Day one of Go Big Namibia took us on an exciting whizz-about tour through Namibia’s capital city, Windhoek, a vibrant place that is a blend of old and new – long-standing colonial churches built by early German settlers stand amongst bustling modern-day infrastructure.
The city is safe to explore on foot, and, if you know where to go, you’re in for a delightful cultural and culinary adventure!
We began with a visit to the pretty, well-maintained Parliament Gardens, a great place to picnic. From the gardens it is an easy walk to Christ Church, a National Monument and one of the oldest churches in Windhoek, built by early German colonialists who shipped the windows and doors all the way from Munich. The Rider Memorial also known as the ‘peaceful monument’ is quite impressive.

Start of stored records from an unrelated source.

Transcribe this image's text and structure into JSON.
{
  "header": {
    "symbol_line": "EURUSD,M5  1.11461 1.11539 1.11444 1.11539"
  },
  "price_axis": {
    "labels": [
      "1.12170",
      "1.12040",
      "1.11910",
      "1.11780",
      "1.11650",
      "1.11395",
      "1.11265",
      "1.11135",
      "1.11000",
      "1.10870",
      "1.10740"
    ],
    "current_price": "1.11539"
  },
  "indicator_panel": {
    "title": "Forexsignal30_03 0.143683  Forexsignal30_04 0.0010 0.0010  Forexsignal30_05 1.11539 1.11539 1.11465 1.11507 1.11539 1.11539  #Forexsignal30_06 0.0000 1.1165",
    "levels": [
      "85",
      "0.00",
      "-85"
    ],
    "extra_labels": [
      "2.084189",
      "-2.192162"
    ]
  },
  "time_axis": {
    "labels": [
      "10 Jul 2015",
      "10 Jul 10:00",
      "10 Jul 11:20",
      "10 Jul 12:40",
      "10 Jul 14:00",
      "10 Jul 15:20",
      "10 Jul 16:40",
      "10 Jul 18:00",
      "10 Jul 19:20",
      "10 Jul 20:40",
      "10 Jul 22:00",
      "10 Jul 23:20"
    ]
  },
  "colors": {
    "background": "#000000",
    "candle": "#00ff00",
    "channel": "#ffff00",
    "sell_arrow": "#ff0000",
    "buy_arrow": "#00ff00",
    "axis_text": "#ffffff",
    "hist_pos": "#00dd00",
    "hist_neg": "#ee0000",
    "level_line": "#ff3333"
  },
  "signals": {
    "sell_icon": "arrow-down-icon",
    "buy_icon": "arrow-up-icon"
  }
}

My favourite part of Windhoek was, without a doubt, the bright and colourful township of Katutura.
When the first World War ended, Namibia (then South West Africa) was passed from German colonial rule to South African governance (under the League of Nations Mandate). South Africa imposed their system of apartheid, forcibly dividing Windhoek into areas inhabited according to race and ethnic groups. Katutura Township was the area allocated to “blacks” and remains home to 65% of Windhoek’s population.
I recommend taking a slow drive along Katutura’s legendary Evaline Street (‘the street that never sleeps’) which overwhelmed me with its bright colourful houses, shebeens, hairdresses, friendly car-washes and enthusiastic entrepreneurs.
We then stopped to explore the extremely popular meat market at Single Quarters, which is an amazing experience, but definitely not for the faint-hearted! (Vegetarians be warned!) If you’re brave enough, join the locals by tucking into some famous Kaplan (braaied) meat, or, if you are feeling particularly adventurous, try a Mopane worm!
We then headed to the ‘Soweto Market’ where I couldn’t resist getting a few braids done by lovely hairdresser, Maria. The speed at which she worked was unbelievable – intricate, perfect little plaits were done in no time at all.
A little way out of town, we visited a place called Penduka, a peaceful, innovative initiative which empowers physically disadvantaged women. The women produce and sell exquisite handcrafts, which are imported to Holand, Germany and France. The project has spread throughout Namibia and assisted no less than five hundred women. Penduka also rests beside a beautiful lake, a great spot for bird-watchers.